Our budget is $75000 to buy hardware. The maximom we can spend on storage is $15000. I hope we could something good with that.
It seemed as though at least one of those machines was not going to be used as a workstation or render node. It seem like the intention was to make one Mac Pro that would server as the facade to the storage. Or is that $2-4K for that Mac Pro already weaved into the $15K ?
If not, one way to grow the $15K larger is to dump that Mac Pro's allocation into the "storage' budget and put the disks and "the brains" into one box. Something along the lines of:
http://www.ixsystems.com/storage/ix/performance/truenas-pro.html#specs
or
https://shop.oracle.com/pls/ostore/f?p=700:6:0::::P6_LPI:424445158091311922637762
(although the standard config on one of those starts at $19K )
There are ways to "roll your own" but still get support with something like
http://www.nexenta.com/corp/products/what-is-openstorage/nexentastor
[ NexentaStor is a bit more commercially supported than FreeNAS but likely also much more expensive if need to store 10's of TB.
32TB raw storage is about $4.8K for 'silver' support. But coupled to a $6K 2U server is about $11K. Hook up a pair of these and that would be about $22K. Whether that second system is HA set up (costs extra) or back up depends on the how big a pile data going to manage. ]

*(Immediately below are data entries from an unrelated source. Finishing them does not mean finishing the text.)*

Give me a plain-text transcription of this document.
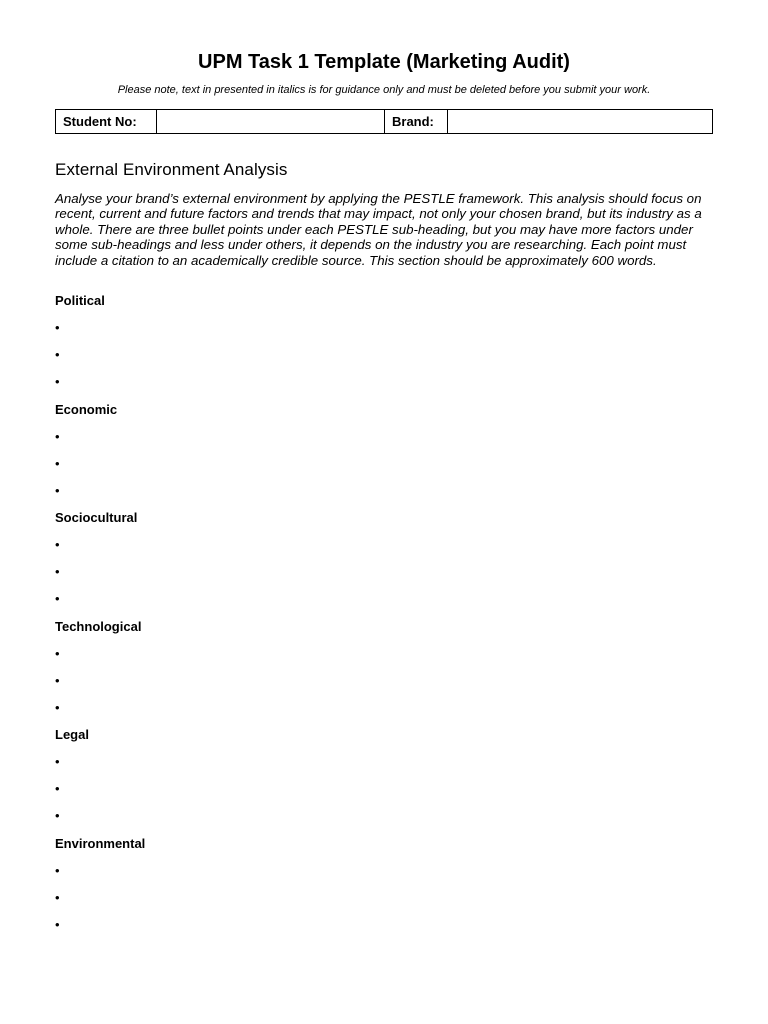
UPM Task 1 Template (Marketing Audit)

Please note, text in presented in italics is for guidance only and must be deleted before you submit your work.

Student No:		Brand:	
External Environment Analysis

Analyse your brand’s external environment by applying the PESTLE framework. This analysis should focus on recent, current and future factors and trends that may impact, not only your chosen brand, but its industry as a whole. There are three bullet points under each PESTLE sub-heading, but you may have more factors under some sub-headings and less under others, it depends on the industry you are researching. Each point must include a citation to an academically credible source. This section should be approximately 600 words.

Political
•
•
•
Economic
•
•
•
Sociocultural
•
•
•
Technological
•
•
•
Legal
•
•
•
Environmental
•
•
•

Flushed out with a large RAM and a decent sized read and write SSD based caches (e.g., 400GB http://www.anandtech.com/show/6124/the-intel-ssd-910-review ) and shouldn't need to go into spindle overkill to keep up. If the file access patterns are relatively regular then if set up a system to cache the rolling subset working on probably don't need a 1:1, HDD spindle to workstation ratio.
If you put file serving into one box you don't need an expensive network between the "file serving" brains and the disks.